La sociedad
narcisista en la que vivimos valora la eficacia y da culto a lo joven, bello y
hermoso. La vejez es un contravalor y no se estima la “sabiduría del corazón”
que representan los años. Debido a esta cultura y a otros factores sociales, en
ocasiones, los ancianos son para algunos
hijos una carga que se pasan de unos a otros y muchos terminan desamparados.
Sin embargo, en esta misma sociedad, los abuelos son actualmente una ayuda
imprescindible para aquellas parejas de matrimonios jóvenes que, abocadas al
trabajo fuera del hogar tanto el marido como la mujer, ven en sus padres el
mejor seguro de la educación de sus hijos.
Ahí están las
estampas de cada día, del abuelo o abuela que recoge a su nieto a la salida del
colegio.

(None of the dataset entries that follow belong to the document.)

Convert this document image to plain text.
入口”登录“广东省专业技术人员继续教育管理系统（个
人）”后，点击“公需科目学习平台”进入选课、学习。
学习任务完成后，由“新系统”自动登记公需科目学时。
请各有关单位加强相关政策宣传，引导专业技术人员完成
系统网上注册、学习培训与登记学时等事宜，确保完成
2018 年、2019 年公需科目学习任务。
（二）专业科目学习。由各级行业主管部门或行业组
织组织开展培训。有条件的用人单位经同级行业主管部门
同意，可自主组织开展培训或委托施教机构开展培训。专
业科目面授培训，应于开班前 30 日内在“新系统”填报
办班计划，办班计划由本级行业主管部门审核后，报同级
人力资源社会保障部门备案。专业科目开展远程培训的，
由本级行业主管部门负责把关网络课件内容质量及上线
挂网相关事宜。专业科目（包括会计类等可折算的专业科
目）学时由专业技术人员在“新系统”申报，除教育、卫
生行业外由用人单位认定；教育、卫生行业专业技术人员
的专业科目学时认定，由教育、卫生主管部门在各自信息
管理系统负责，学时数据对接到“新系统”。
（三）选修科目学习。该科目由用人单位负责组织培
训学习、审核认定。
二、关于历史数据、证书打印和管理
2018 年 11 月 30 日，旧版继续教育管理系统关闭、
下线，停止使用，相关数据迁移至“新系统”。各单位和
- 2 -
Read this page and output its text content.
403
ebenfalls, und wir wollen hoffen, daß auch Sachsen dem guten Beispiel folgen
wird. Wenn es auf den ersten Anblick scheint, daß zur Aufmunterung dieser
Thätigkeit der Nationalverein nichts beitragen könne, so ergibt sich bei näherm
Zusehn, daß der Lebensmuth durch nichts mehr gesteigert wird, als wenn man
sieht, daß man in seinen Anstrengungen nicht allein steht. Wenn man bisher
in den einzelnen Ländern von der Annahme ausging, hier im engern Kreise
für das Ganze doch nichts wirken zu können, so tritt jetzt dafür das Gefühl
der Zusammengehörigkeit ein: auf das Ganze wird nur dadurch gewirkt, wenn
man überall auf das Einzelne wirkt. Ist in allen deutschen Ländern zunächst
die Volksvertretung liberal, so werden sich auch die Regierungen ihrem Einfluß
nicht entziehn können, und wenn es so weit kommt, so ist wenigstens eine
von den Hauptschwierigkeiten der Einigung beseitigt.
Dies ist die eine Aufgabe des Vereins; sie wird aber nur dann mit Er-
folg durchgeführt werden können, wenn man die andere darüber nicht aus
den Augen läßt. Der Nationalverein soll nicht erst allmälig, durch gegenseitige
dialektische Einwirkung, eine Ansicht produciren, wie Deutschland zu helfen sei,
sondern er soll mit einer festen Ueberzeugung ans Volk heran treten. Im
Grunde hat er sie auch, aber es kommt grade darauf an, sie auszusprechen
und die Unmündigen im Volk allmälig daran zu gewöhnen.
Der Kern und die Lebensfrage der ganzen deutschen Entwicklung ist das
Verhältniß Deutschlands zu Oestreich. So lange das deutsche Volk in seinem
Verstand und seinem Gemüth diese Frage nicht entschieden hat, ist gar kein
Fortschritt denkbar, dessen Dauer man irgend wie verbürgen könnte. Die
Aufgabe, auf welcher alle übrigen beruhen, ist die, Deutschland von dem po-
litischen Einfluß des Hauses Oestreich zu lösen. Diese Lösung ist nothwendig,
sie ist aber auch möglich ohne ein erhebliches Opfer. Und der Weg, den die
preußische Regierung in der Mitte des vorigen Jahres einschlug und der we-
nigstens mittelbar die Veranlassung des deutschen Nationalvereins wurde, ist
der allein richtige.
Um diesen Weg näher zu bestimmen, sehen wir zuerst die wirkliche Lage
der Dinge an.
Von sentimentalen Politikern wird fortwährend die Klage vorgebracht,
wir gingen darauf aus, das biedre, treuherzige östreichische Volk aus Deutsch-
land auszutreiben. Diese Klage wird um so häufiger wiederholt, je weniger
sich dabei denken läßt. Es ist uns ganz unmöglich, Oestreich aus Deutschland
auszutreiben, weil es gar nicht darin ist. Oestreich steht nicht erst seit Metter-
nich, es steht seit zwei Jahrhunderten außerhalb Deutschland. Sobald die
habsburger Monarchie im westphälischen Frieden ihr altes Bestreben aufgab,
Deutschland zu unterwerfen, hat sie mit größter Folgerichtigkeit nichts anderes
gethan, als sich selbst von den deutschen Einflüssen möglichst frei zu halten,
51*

Y que ayuda en tareas domésticas de la nueva familia de sus hijos.
Pero sobre todo
ahora, cuando muchas familias jóvenes
sufren de cerca la lacra del
paro, allí están los abuelos compartiendo lo que tienen para ayudar a hijos y
nietos.
Esta generación de
personas mayores se forjó en años duros No tuvieron las comodidades que gozan
hoy sus nietos, ni las posibilidades culturales y educativas que tienen sus
hijos pues muy pronto conocieron la
dureza del trabajo para traer dinero a casa. Son hombres y mujeres hechos a sí
mismos, autodidactas, sacrificados, capaces de un aguante sobrehumano y de las
más heroicas renuncias. Precisamente son ellos quienes están desempeñando una
labor supletoria en la transmisión de la fe y de los valores que han configurado
la institución natural de la familia. Por esto y por otras muchas razones, los
abuelos siguen siendo un gran tesoro de humanidad en todas las tradiciones
culturales.
En África se dice
que, cuando muere un anciano “ha desaparecido una biblioteca”. Los mayores allí
son los custodios de la memoria colectiva. En cambio, en Occidente, nadie
quiere parecer viejo y se ha perdido el respeto a la “vejez venerable”.
En Valencia en
el V Encuentro Mundial de las Familias decía
Benedicto XVI: “Deseo referirme ahora a los abuelos, tan importantes en las
familias. Ellos pueden ser –y son tantas veces– los garantes del afecto y la
ternura que todo ser humano necesita dar y recibir. Ellos dan a los pequeños la
perspectiva del tiempo, son memoria y riqueza de las familias. Ojalá que, bajo
ningún concepto, sean excluidos del círculo familiar. Son un tesoro que no
podemos arrebatarles a las nuevas generaciones, sobre todo cuando dan
testimonio de fe ante la cercanía de la muerte”.